Jonathan Coe,
La casa del sonno, Feltrinelli, Milano, 1999, pagg. 305
Titolo
originale: The House Of Sleep
Anno di prima pubblicazione: 1997
Traduzione di Domenico Scarpa
Voto: 9,5
Magnifico e
geometricamente perfetto: La casa del
sonno del celebre scrittore inglese Jonathan Coe è una scoppiettante
macchina narrativa in cui ogni elemento della trama è legato in modo
sorprendente al resto della vicenda, in un’orchestrazione magistrale da parte
dell’Autore, che distribuisce con bravura e controllo totale tutti i pezzi
dell’intreccio. Un pugno di personaggi principali ruotano attorno ad Ashdown,
una severa villa sul mare inglese: essa è dapprima, nei capitoli pari, un
dormitorio universitario dove risiedono i personaggi da studenti; dodici anni
dopo, nei capitoli dispari, essa è diventata una clinica dove si studiano il
sonno e le patologie ad essa collegata, ed i personaggi in vario modo hanno
ancora a che fare con essa (e tra di loro). La magia del romanzo sta proprio
nella sua costruzione, che sembra richiamare l’antichissima tecnica dell’entrelacement (intrecciare nella storia
vari filoni narrativi saltando dall’uno all’altro continuamente, espediente
comune già nei poemi cavallereschi) declinata però in modo moderno e dinamico,
con criterio giocoso ma al tempo stesso rigoroso: capitolo dopo capitolo si
presentano vari tableaux narrativi
che sembrano indipendenti e autonomi, ma piano piano ne vengono svelati tutti i
collegamenti, tanto che alla fine (e per fine intendo l’ultima pagina) si
capisce che tutto è perfettamente combinato (ripeto: perfettamente) e non c’è
un solo elemento che sia fuori posto, inutile o superfluo.
Non c’è solo
questo. La bravura di Coe sta anche nello scrivere bene, nell’essere capace
cioè di una scrittura limpida e precipua che sia però anche in grado di
adattarsi ai vari registri richiesti dalla storia, tanto che sono altrettanto
efficaci sia i momenti drammatici della vicenda sia quelli più comici (e ve ne
sono alcuni veramente esilaranti). Notevole anche la tecnica di “sfumare” tra
di loro le sei parti del romanzo (l’ultimo periodo di ogni parte non termina
con un punto, ma rimane sospeso su un’espressione con cui si apre, con la
minuscola, il primo periodo della parte successiva): anche questa è una tecnica
di vago sapore provenzal-cavalleresco (penso alla cosiddetta coblas capfinidas) pure in questo caso
rielaborata in modo “moderno”, a sancire
anche semanticamente l’indeterminatezza dei confini tra una parte e l’altra,
tra presente e passato, tra sonno e veglia.
Già, perché
c’è anche un interessante aspetto contenutistico su cui vale la pena di fare un
accenno.

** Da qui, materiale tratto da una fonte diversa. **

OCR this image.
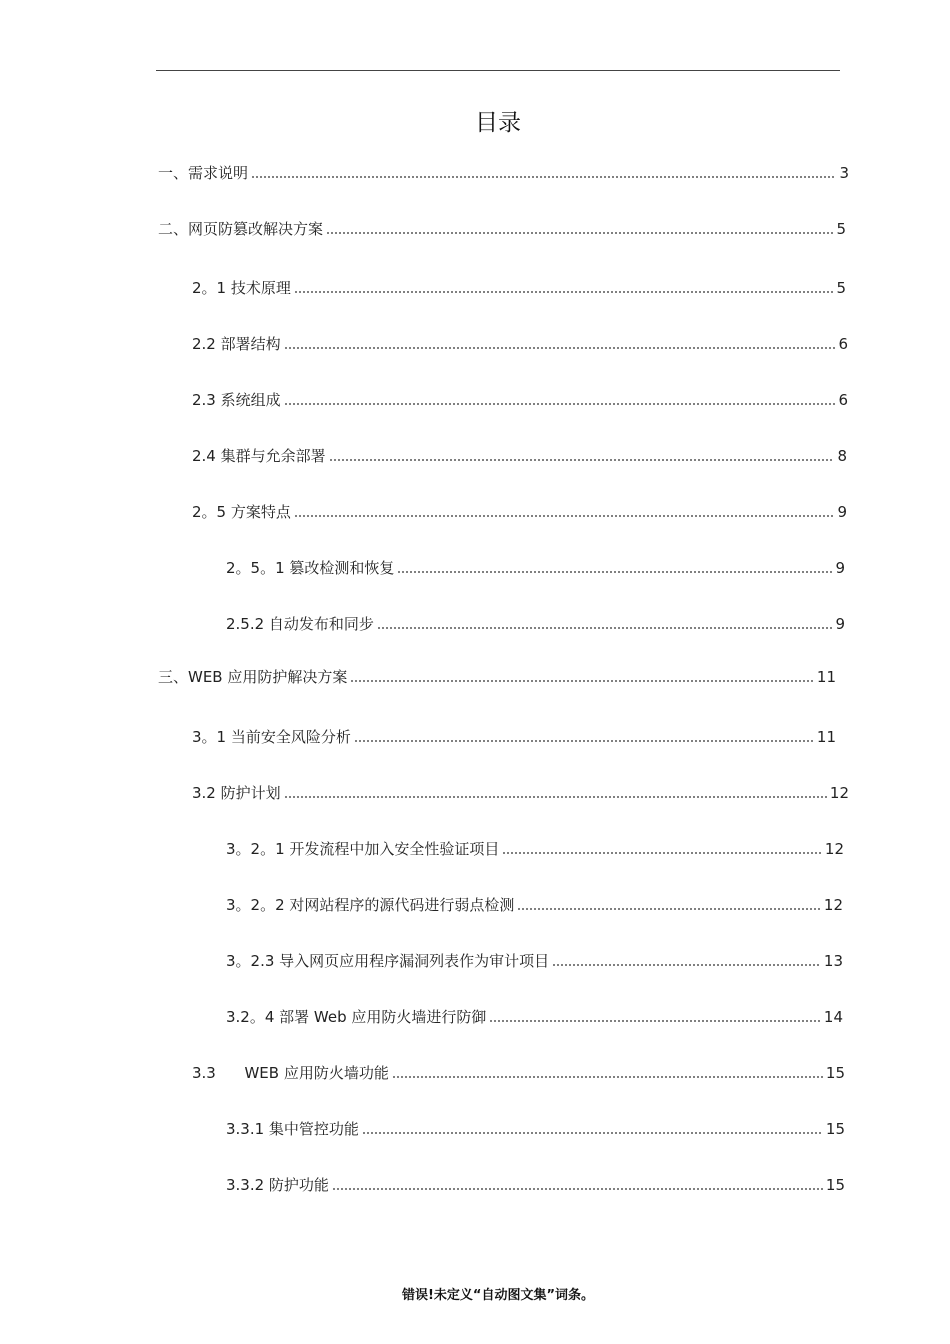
目录
一、需求说明	3
二、网页防篡改解决方案	5
2。1 技术原理	5
2.2 部署结构	6
2.3 系统组成	6
2.4 集群与允余部署	8
2。5 方案特点	9
2。5。1 篡改检测和恢复	9
2.5.2 自动发布和同步	9
三、WEB 应用防护解决方案	11
3。1 当前安全风险分析	11
3.2 防护计划	12
3。2。1 开发流程中加入安全性验证项目	12
3。2。2 对网站程序的源代码进行弱点检测	12
3。2.3 导入网页应用程序漏洞列表作为审计项目	13
3.2。4 部署 Web 应用防火墙进行防御	14
3.3      WEB 应用防火墙功能	15
3.3.1 集中管控功能	15
3.3.2 防护功能	15
错误!未定义“自动图文集”词条。
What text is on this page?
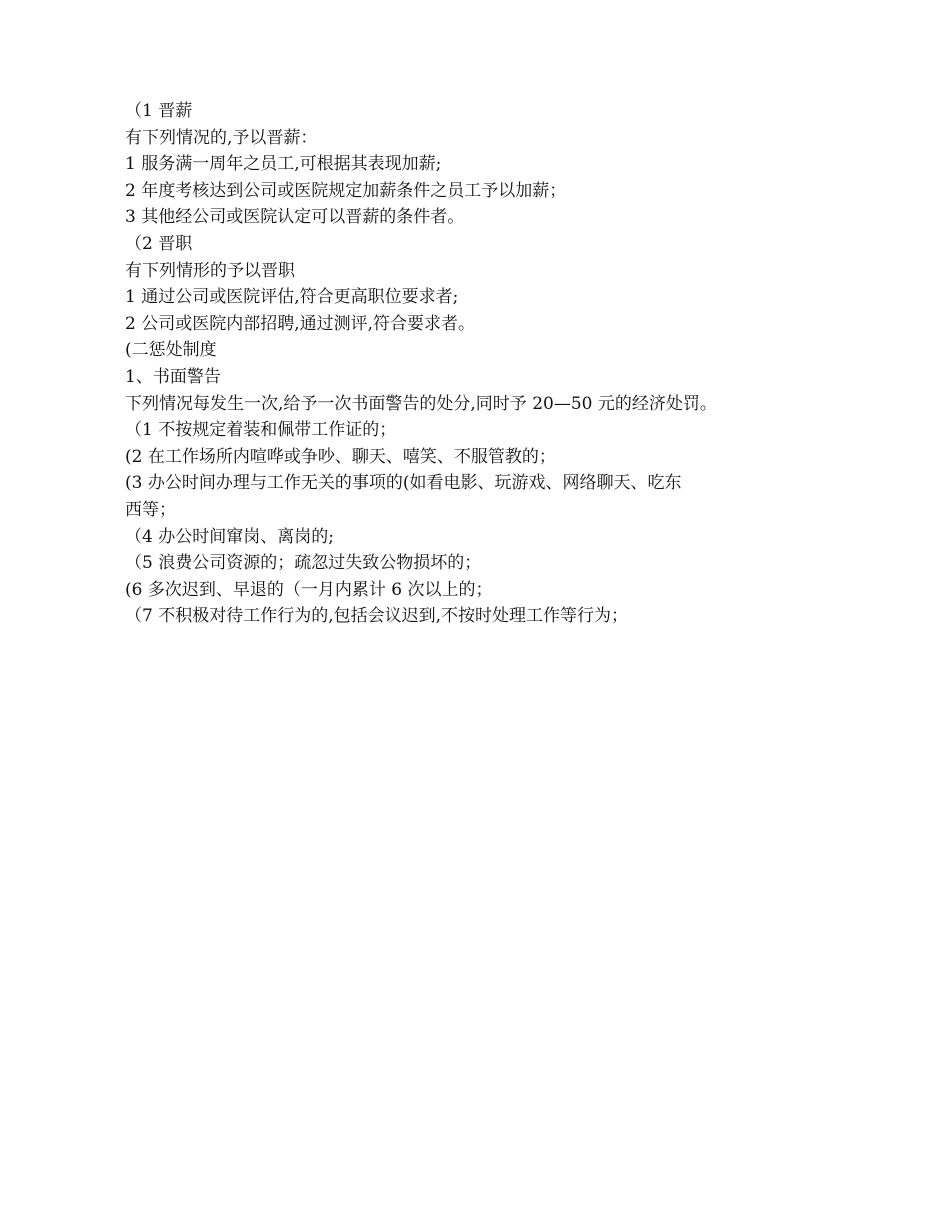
（1 晋薪

有下列情况的,予以晋薪：

1 服务满一周年之员工,可根据其表现加薪;

2 年度考核达到公司或医院规定加薪条件之员工予以加薪；

3 其他经公司或医院认定可以晋薪的条件者。

（2 晋职

有下列情形的予以晋职

1 通过公司或医院评估,符合更高职位要求者;

2 公司或医院内部招聘,通过测评,符合要求者。

(二惩处制度

1、书面警告

下列情况每发生一次,给予一次书面警告的处分,同时予 20—50 元的经济处罚。

（1 不按规定着装和佩带工作证的；

(2 在工作场所内喧哗或争吵、聊天、嘻笑、不服管教的；

(3 办公时间办理与工作无关的事项的(如看电影、玩游戏、网络聊天、吃东

西等；

（4 办公时间窜岗、离岗的;

（5 浪费公司资源的；疏忽过失致公物损坏的；

(6 多次迟到、早退的（一月内累计 6 次以上的；

（7 不积极对待工作行为的,包括会议迟到,不按时处理工作等行为；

Il romanzo di Coe pare pervaso da un senso di precarietà ontologica
che è poi anche gnoseologica: il personaggio di Sarah, che ha sogni tanto
vividi che non riesce a distinguerli dalla realtà, è emblema di un racconto in
cui ciò che è vero si sfuma e si intreccia con ciò che è immaginato, così come
lo fanno il passato e il presente. Se il reale è così incerto, altrettanto
incerto è pure il vero, o ciò che è percepito come tale, le convinzioni e i
sentimenti intimi di personaggi che dopo dodici anni per certi versi sembrano
così cresciuti da non essere neppure lontani parenti del loro io passato,
mentre per certi versi conservano tali idiosincrasie che sembrano non essere
cresciuti mai. Alla fine, il personaggio centrale è quello di Robert, colui che
più degli altri cambia aspetto esteriore – e clamorosamente – ma che in realtà
resta più uguale, e coerente, a se stesso. Come dire: non importa quello che
fai ma quello che sei, e quello che sei è l’unica cosa che conta veramente,
l’unica cosa che ha un senso in un mondo privo di qualsiasi certezza. Direi che
è un romanzo da non perdere.
Il professor
Cole posò forchetta e coltello e disse come in sogno: “Due anni e poi andrò in
pensione. Ho esercitato la professione per più di venticinque anni, e durante
questo periodo ho dovuto vedere la psichiatria trasformarsi, agli occhi del
pubblico, da seria disciplina medica e screditato segmento del pubblico
impiego, a capro espiatorio di tutti i mali che la società emana a getto
continuo. Mi sembra pertinente, del tutto pertinente che io concluda la mia
carriera facendo composizioni con carta e colla sotto la supervisione di un
tizio che ha dieci anni in meno del mio figlio più giovane.”